In another New Yorker piece, which looks at the issue of gun control in the US, opens with analogy of:

“We live, let’s imagine, in a city where children are dying of a ravaging infection. The good news is that its cause is well understood and its cure, an antibiotic, easily at hand. The bad news is that our city council has been taken over by a faith-healing cult that will go to any lengths to keep the antibiotic from the kids.
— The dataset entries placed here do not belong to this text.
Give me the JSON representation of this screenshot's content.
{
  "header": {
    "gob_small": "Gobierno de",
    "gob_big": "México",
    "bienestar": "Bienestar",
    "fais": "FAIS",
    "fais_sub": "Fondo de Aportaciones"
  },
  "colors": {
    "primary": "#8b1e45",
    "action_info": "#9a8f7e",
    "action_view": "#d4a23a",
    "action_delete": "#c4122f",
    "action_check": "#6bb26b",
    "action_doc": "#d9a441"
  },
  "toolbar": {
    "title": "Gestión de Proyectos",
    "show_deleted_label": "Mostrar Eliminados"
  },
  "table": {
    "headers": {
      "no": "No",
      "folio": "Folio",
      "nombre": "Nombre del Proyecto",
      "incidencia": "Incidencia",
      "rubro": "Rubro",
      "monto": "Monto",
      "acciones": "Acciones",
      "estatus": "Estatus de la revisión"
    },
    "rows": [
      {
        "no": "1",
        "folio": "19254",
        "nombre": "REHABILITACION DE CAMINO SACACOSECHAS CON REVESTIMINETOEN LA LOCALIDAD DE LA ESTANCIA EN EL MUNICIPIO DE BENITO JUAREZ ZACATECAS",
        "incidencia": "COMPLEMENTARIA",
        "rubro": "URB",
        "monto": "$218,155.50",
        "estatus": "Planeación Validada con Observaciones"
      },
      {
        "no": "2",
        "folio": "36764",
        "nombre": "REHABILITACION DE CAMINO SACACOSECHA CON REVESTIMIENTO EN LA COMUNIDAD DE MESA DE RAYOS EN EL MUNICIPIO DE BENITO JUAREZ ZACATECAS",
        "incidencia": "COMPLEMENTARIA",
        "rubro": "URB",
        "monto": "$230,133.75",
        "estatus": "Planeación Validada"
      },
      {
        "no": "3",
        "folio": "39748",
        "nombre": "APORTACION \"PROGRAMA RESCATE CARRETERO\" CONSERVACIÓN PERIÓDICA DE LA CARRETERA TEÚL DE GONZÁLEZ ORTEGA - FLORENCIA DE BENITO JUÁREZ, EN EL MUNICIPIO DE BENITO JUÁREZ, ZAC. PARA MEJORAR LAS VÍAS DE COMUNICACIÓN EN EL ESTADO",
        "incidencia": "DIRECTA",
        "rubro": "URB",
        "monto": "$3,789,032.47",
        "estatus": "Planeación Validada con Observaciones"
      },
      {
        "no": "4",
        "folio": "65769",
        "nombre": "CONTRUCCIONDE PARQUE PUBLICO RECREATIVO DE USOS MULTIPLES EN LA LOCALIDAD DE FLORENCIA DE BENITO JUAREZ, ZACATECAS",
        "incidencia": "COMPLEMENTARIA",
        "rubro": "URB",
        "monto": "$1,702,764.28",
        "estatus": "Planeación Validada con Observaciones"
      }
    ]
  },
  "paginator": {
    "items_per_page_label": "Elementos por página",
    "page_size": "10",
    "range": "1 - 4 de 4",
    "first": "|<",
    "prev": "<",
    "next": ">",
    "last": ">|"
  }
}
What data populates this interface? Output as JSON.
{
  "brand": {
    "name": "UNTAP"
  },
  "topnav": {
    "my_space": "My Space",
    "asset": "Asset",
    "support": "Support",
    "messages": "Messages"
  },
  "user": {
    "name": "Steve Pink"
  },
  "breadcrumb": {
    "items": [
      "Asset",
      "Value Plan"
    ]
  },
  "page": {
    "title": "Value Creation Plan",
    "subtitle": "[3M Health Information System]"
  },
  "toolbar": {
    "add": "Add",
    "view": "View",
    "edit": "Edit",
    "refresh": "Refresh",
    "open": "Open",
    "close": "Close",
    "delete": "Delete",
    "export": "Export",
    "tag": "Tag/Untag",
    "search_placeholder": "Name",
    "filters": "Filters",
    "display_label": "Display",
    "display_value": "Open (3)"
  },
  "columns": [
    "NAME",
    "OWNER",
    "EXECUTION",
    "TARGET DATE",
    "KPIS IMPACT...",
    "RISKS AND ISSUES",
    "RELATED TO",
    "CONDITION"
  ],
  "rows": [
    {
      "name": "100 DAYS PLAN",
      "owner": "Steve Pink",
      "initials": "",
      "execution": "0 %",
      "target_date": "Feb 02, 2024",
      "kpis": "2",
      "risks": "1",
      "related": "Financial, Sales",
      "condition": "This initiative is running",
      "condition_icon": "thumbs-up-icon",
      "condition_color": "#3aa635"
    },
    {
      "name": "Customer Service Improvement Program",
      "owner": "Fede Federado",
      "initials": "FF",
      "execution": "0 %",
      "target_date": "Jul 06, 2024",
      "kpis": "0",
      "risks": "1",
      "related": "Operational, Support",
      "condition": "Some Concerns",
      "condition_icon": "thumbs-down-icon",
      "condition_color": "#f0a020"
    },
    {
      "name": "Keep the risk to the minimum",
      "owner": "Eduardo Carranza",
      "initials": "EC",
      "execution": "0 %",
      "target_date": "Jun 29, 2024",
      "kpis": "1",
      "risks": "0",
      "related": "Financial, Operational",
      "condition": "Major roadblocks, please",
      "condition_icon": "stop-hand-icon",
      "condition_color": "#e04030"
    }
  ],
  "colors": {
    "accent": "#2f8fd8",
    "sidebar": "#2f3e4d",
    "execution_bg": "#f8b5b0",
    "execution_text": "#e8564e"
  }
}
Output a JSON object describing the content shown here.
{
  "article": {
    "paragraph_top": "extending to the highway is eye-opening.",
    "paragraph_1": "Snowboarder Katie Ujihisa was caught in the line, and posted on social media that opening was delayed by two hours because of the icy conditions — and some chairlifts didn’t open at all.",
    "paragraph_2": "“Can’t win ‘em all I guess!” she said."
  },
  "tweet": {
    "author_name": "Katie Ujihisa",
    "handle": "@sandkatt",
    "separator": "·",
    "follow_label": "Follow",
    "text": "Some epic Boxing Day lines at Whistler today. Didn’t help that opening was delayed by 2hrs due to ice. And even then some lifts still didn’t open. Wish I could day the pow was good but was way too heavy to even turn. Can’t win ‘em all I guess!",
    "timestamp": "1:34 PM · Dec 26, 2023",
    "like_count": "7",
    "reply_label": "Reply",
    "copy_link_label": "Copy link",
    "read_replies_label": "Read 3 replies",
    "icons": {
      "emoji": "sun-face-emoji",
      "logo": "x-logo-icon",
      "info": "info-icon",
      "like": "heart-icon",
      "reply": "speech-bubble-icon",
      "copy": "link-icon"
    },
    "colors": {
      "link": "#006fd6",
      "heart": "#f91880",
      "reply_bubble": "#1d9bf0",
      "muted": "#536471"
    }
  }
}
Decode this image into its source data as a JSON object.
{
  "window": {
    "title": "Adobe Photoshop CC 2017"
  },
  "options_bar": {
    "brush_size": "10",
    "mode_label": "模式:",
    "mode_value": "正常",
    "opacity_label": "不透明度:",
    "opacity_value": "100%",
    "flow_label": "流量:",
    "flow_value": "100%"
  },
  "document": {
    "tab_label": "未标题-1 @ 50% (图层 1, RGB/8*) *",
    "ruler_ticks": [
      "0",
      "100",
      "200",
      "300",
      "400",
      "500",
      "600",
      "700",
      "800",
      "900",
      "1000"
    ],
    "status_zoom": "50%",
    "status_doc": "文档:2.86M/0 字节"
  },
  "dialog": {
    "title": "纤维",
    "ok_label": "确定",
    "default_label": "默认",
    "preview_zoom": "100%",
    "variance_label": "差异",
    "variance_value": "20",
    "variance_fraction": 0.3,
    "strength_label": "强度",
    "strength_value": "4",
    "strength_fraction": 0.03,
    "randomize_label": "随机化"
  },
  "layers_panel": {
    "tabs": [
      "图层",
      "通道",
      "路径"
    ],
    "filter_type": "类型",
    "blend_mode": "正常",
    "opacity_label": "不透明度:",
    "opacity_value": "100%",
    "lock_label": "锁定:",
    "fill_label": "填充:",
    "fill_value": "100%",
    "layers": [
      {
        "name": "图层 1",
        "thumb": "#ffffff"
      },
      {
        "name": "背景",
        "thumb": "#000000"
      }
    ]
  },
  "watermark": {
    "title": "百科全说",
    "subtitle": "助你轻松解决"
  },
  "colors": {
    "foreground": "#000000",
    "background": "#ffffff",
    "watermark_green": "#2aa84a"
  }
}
Some citizens would doubtless point out meekly that faith healing has an ancient history in our city, and we must regard the faith healers with respect—to do otherwise would show a lack of respect for their freedom to faith-heal. (The faith healers’ proposition is that if there were a faith healer praying in every kindergarten the kids wouldn’t get infections in the first place.) A few Tartuffes would see the children writhe and heave in pain and then wring their hands in self-congratulatory piety and wonder why a good God would send such a terrible affliction on the innocent—surely he must have a plan! Most of us—every sane person in the city, actually—would tell the faith healers to go to hell, put off worrying about the Problem of Evil till Friday or Saturday or Sunday, and do everything we could to get as much penicillin to the kids as quickly we could.”

“We do live in such a city. Five thousand seven hundred and forty children and teens died from gunfire in the United States, just in 2008 and 2009. Twenty more, including Olivia Engel, who was seven, and Jesse Lewis, who was six, were killed just last week. Some reports say their bodies weren’t shown to their grief-stricken parents to identify them; just their pictures. The overwhelming majority of those children would have been saved with effective gun control. We know that this is so, because, in societies that have effective gun control, children rarely, rarely, rarely die of gunshots. Let’s worry tomorrow about the problem of Evil. Let’s worry more about making sure that when the Problem of Evil appears in a first-grade classroom, it is armed with a penknife.”

This state of unrest cannot be sustained, so it is up to all of us to invoke change in our communities. If we start on a local level change will permeate the larger sphere. Think about how you want your children to view their world. Encourage them to ask hard questions and look up answers together. Try looking inward instead of placing blame on others. Consider how you contribute to a culture of anti-intellectualism, of disregarding the dead by labeling it something palatable, like mental illness or unspeakable and unthinkable. Push your personal boundaries but considering that things you were told to be true, like religious doctrine, may be better served by considering the moral involved rather than assume the story is true in fact. We will only grow when we continuously push ourselves beyond the limits we set for each other.